Dr. Joe Dispenza / 08 de abril de 2022

Becoming Fascinated with the Unknown

Recentemente, alguém me perguntou sobre o conceito de que podemos deixar de lado as histórias que contamos a nós mesmos – e, ao fazê-lo, criar um novo futuro. Ela testemunhou uma pessoa tendo uma forte reação física à sugestão – todo o corpo desta pessoa teve uma erupção cutânea – e ela mesma teve essas reações.

Parecia que apenas o pensamento de desistir de uma narrativa passada produziu uma forte reação somática – que ocorreu automaticamente em segundos.

“Por que isso deixa as pessoas tão desconfortáveis?” essa mulher me perguntou. “Por que parece uma ideia tão radical abandonar essas histórias?”

As histórias que contamos a nós mesmos – sobre nossas memórias, nosso passado e nossas lutas; nossa interação com certas pessoas, objetos e coisas – são familiares para nós, então vamos chamá-los de conhecidos. Nós nos identificamos com eles; eles se tornam quem pensamos que somos – e, em última análise, nossa personalidade.
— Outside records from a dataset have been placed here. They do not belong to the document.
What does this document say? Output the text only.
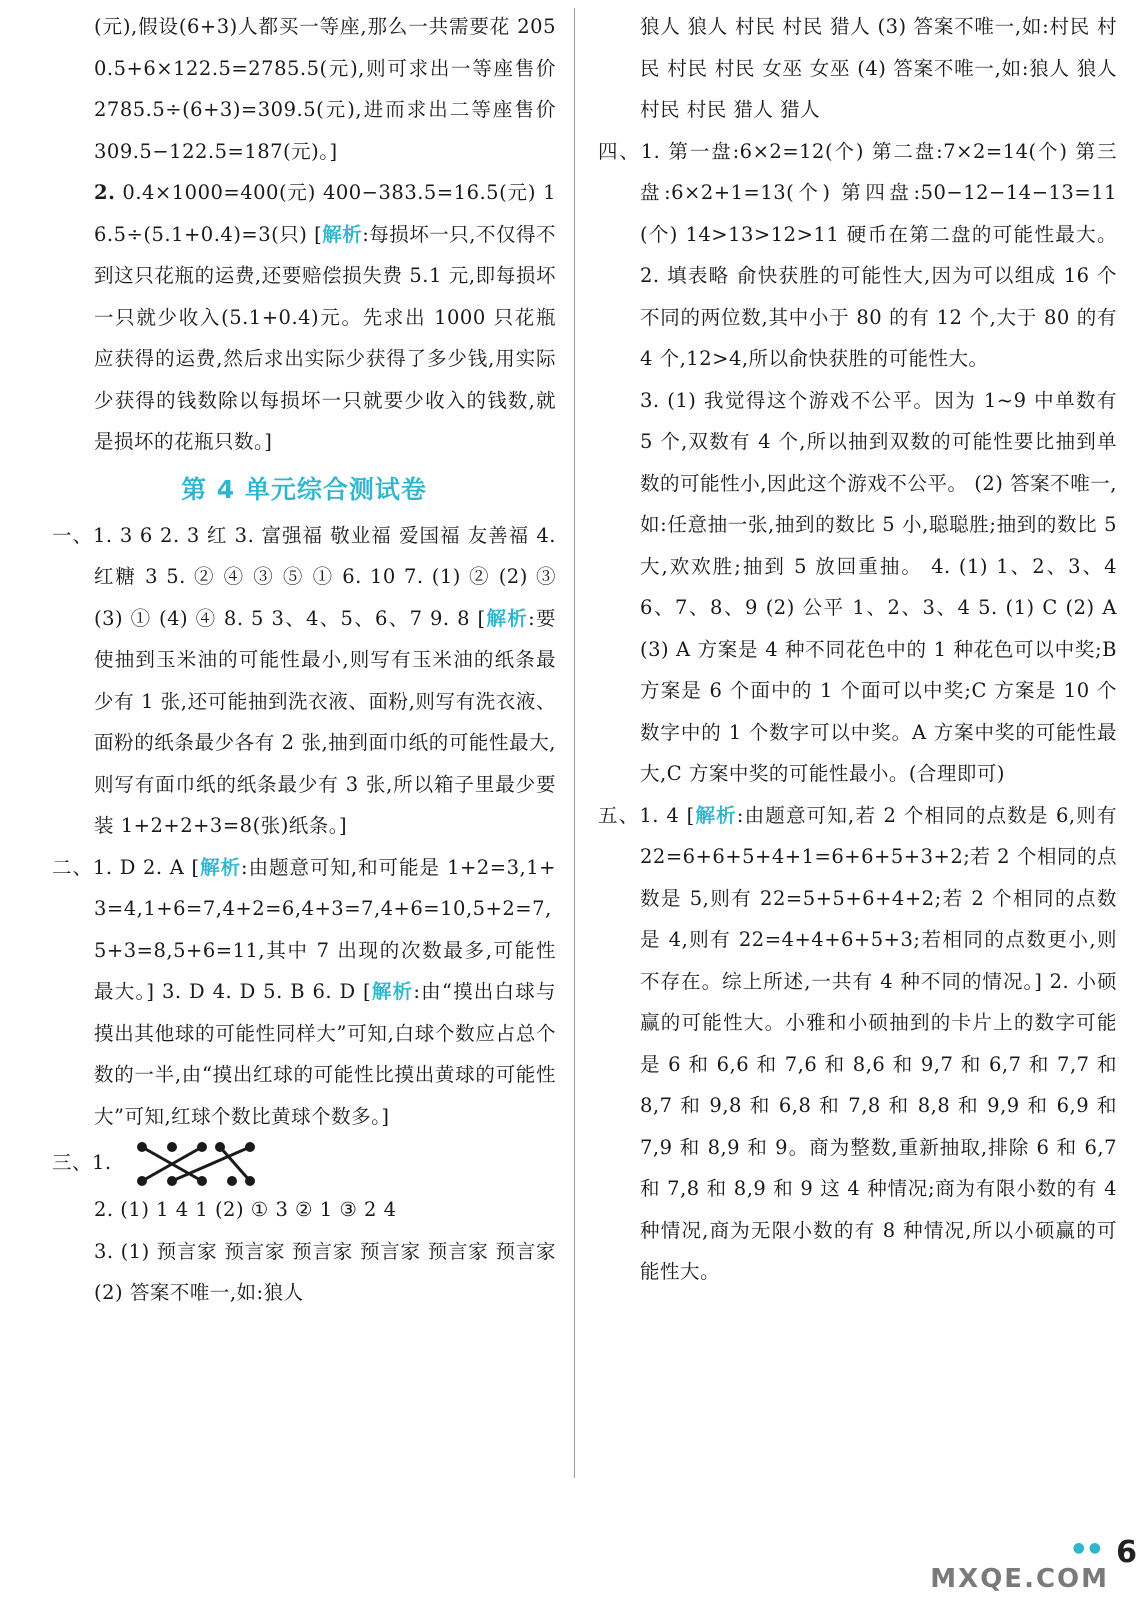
(元),假设(6+3)人都买一等座,那么一共需要花 2050.5+6×122.5=2785.5(元),则可求出一等座售价 2785.5÷(6+3)=309.5(元),进而求出二等座售价 309.5−122.5=187(元)。]

2. 0.4×1000=400(元) 400−383.5=16.5(元) 16.5÷(5.1+0.4)=3(只) [解析:每损坏一只,不仅得不到这只花瓶的运费,还要赔偿损失费 5.1 元,即每损坏一只就少收入(5.1+0.4)元。先求出 1000 只花瓶应获得的运费,然后求出实际少获得了多少钱,用实际少获得的钱数除以每损坏一只就要少收入的钱数,就是损坏的花瓶只数。]

第 4 单元综合测试卷

一、1. 3 6 2. 3 红 3. 富强福 敬业福 爱国福 友善福 4. 红糖 3 5. ② ④ ③ ⑤ ① 6. 10 7. (1) ② (2) ③ (3) ① (4) ④ 8. 5 3、4、5、6、7 9. 8 [解析:要使抽到玉米油的可能性最小,则写有玉米油的纸条最少有 1 张,还可能抽到洗衣液、面粉,则写有洗衣液、面粉的纸条最少各有 2 张,抽到面巾纸的可能性最大,则写有面巾纸的纸条最少有 3 张,所以箱子里最少要装 1+2+2+3=8(张)纸条。]

二、1. D 2. A [解析:由题意可知,和可能是 1+2=3,1+3=4,1+6=7,4+2=6,4+3=7,4+6=10,5+2=7,5+3=8,5+6=11,其中 7 出现的次数最多,可能性最大。] 3. D 4. D 5. B 6. D [解析:由“摸出白球与摸出其他球的可能性同样大”可知,白球个数应占总个数的一半,由“摸出红球的可能性比摸出黄球的可能性大”可知,红球个数比黄球个数多。]

三、1.

2. (1) 1 4 1 (2) ① 3 ② 1 ③ 2 4

3. (1) 预言家 预言家 预言家 预言家 预言家 预言家 (2) 答案不唯一,如:狼人

狼人 狼人 村民 村民 猎人 (3) 答案不唯一,如:村民 村民 村民 村民 女巫 女巫 (4) 答案不唯一,如:狼人 狼人 村民 村民 猎人 猎人

四、1. 第一盘:6×2=12(个) 第二盘:7×2=14(个) 第三盘:6×2+1=13(个) 第四盘:50−12−14−13=11(个) 14>13>12>11 硬币在第二盘的可能性最大。 2. 填表略 俞快获胜的可能性大,因为可以组成 16 个不同的两位数,其中小于 80 的有 12 个,大于 80 的有 4 个,12>4,所以俞快获胜的可能性大。

3. (1) 我觉得这个游戏不公平。因为 1~9 中单数有 5 个,双数有 4 个,所以抽到双数的可能性要比抽到单数的可能性小,因此这个游戏不公平。 (2) 答案不唯一,如:任意抽一张,抽到的数比 5 小,聪聪胜;抽到的数比 5 大,欢欢胜;抽到 5 放回重抽。 4. (1) 1、2、3、4 6、7、8、9 (2) 公平 1、2、3、4 5. (1) C (2) A (3) A 方案是 4 种不同花色中的 1 种花色可以中奖;B 方案是 6 个面中的 1 个面可以中奖;C 方案是 10 个数字中的 1 个数字可以中奖。A 方案中奖的可能性最大,C 方案中奖的可能性最小。(合理即可)

五、1. 4 [解析:由题意可知,若 2 个相同的点数是 6,则有 22=6+6+5+4+1=6+6+5+3+2;若 2 个相同的点数是 5,则有 22=5+5+6+4+2;若 2 个相同的点数是 4,则有 22=4+4+6+5+3;若相同的点数更小,则不存在。综上所述,一共有 4 种不同的情况。] 2. 小硕赢的可能性大。小雅和小硕抽到的卡片上的数字可能是 6 和 6,6 和 7,6 和 8,6 和 9,7 和 6,7 和 7,7 和 8,7 和 9,8 和 6,8 和 7,8 和 8,8 和 9,9 和 6,9 和 7,9 和 8,9 和 9。商为整数,重新抽取,排除 6 和 6,7 和 7,8 和 8,9 和 9 这 4 种情况;商为有限小数的有 4 种情况,商为无限小数的有 8 种情况,所以小硕赢的可能性大。

●● 6
MXQE.COM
Isso porque reviver o passado acende e liga os mesmos circuitos da mesma maneira – reproduzindo a mesma mente – e transforma nossos corpos em uma espuma emocional de produtos químicos. Biologicamente, assim como subconscientemente, nos tornamos nosso passado. We Nós acreditamos na velha história e nos comportamos como se fosse a nossa verdade - até que nos tornamos elas. .

Muitos de nós permanecemos investidos nessas narrativas – as histórias do passado – porque investir em nosso futuro, seria muito imprevisível para o corpo. E o corpo não confia no desconhecido. O corpo está confortável nas velhas histórias – e todas as emoções de afirmação de identidade que o acompanha. Mais do que confortável; ele anseia por essas emoções.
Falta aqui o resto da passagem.